Railway station in Raisio, Finland

The Raisio railway station (Raision rautatieasema, Reso järnvägsstation) is a station located in the town of Raisio, Finland. It is located along the Turku–Uusikaupunki railway, and only serves freight transport; the nearest station with passenger services is Turku in the southwest.

The Finnish Heritage Agency has proclaimed the Raisio station as a built cultural environment of national significance.

== History ==
Raisio is one of the original stations of the Uusikaupunki railway, having been opened with the rest of the line on 1 September 1923; it was placed on the crossing point of the line with the road leading from Turku to Naantali. Raisio became a junction station upon the opening of the branch line leading to Naantali just over two months later, on 16 November 1923. Raisio was a class V station upon its opening, although it rose up to class III over time. The rail yard at the station originally had three tracks, as well as a warehouse siding.

The surroundings of the station began growing into an industrial center with the opening of the Oy Vehnä Ab mill.

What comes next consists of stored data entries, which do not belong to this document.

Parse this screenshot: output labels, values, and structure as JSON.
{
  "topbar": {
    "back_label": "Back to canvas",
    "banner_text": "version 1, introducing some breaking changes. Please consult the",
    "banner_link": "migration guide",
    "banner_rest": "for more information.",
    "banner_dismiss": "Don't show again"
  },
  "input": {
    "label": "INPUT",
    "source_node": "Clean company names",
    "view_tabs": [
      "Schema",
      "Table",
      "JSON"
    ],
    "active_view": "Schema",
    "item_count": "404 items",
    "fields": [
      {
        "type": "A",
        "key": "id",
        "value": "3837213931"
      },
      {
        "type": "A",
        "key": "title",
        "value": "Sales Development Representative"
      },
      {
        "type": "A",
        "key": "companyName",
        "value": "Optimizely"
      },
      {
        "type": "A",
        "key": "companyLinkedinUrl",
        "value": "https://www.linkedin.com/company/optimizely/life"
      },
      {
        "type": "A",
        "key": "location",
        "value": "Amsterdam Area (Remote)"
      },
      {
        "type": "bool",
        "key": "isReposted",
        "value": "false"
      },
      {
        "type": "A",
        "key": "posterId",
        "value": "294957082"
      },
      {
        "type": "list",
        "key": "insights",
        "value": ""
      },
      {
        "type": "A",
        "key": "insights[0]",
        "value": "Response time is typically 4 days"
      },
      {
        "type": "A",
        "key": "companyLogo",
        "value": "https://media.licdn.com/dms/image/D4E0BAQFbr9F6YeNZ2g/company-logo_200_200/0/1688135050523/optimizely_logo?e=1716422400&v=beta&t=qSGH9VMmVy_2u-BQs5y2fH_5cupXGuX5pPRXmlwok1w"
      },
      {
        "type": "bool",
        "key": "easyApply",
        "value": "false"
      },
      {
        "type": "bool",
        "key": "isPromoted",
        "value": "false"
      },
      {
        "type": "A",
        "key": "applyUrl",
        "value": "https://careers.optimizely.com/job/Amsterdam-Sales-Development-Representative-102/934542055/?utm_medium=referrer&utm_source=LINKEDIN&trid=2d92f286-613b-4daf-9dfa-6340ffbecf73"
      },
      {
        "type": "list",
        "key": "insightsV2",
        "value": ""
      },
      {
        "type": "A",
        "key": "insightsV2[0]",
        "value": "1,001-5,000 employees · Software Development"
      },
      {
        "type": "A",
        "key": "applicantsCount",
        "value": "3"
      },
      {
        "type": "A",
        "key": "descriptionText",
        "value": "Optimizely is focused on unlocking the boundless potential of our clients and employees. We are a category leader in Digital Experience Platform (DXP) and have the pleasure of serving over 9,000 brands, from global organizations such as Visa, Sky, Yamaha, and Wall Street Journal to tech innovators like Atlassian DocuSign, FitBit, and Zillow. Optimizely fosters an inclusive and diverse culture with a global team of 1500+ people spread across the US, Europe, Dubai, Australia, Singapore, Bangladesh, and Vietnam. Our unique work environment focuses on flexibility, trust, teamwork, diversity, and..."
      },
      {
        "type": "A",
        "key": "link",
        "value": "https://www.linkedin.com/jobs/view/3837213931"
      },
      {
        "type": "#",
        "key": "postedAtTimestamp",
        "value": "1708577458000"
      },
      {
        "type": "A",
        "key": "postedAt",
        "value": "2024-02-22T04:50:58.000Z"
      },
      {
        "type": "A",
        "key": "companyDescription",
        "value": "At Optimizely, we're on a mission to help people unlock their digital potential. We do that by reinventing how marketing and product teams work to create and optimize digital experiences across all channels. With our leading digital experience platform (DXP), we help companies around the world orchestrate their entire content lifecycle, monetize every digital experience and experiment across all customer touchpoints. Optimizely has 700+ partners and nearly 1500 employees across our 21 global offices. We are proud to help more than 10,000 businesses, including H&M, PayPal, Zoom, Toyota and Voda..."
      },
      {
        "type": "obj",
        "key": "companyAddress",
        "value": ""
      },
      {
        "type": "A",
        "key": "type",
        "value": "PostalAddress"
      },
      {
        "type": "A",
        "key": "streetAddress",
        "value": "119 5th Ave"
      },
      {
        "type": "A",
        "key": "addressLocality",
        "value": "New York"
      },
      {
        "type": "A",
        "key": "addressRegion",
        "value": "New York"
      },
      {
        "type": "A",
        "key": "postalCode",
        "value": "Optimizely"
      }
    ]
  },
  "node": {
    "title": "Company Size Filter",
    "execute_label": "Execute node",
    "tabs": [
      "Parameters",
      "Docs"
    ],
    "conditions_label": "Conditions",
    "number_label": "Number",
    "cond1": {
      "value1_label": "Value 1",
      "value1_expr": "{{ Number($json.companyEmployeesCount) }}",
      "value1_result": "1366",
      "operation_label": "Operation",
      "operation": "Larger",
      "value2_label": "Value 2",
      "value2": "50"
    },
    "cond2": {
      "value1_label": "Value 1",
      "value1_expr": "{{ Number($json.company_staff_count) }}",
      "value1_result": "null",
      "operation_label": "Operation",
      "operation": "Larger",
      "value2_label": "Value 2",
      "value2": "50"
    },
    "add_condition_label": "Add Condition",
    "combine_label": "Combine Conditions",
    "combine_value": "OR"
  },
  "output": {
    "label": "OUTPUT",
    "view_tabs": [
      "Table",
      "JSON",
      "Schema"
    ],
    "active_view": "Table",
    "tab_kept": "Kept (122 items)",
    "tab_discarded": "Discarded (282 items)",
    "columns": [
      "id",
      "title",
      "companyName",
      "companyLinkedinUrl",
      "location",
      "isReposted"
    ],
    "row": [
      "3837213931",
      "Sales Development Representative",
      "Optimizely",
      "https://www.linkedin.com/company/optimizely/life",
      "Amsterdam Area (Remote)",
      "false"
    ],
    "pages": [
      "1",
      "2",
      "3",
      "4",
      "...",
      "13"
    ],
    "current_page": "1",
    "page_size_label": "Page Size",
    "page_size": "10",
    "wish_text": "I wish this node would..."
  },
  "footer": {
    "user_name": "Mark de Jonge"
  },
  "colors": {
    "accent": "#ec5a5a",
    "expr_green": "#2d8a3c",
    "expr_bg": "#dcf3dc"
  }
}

A siding to the mill was built in 1940, although it would not start operating until 1942. A brewery was opened nearby in 1949, and a vegetable oil factory followed in 1952. These three factories would go on to found the Raisio Group, then known as Raision Tehtaat, in 1957.

However, the railway did not directly influence the demographic development of the municipality of Raisio, as the surroundings of the church stayed as the geographical epicenter of its population growth. A zoning plan officialized by the municipal authorities on 1954 ordered the construction of a suburb closer to the center of the modern day town, effectively setting the stage for the geography of the municipality for years to come and relegating the Uusikaupunki line to exclusively serve freight transport. Raisio gained market town rights in 1966 and became a full town in 1974.

While ticket sales services at Raisio were ceased in 1988, and passenger services on the Uusikaupunki line were abolished altogether in 1993, Raisio remained a staffed station until the adoption of remote control on the line in the summer of 2008. The station building and its premises were transferred under the ownership of Senate Properties in 2007.

== Architecture ==
The station building in Raisio is representative of the architectural style on the Finnish railways in the 1920s. It was designed by I. Pladhan, and was completed in either 1925 or 1923. It had a three-room apartment for use by the stationmaster as well as a two-room one for use by the scribe, each of which also had a kitchen. The protected station area also includes a residential building. The Finnish Heritage Agency describes the station's location amongst the industrial buildings as highly representative of the significance that industry and railways present to each other.

== Services ==
Raisio was served by the passenger trains on the Uusikaupunki line until the cessation of these services in 1993. Although passenger services on the Naantali branch were abolished much earlier, in the first half of 1972, these trains did not typically call in Raisio, except for a single service running between Naantali and the Turku harbour in 1975.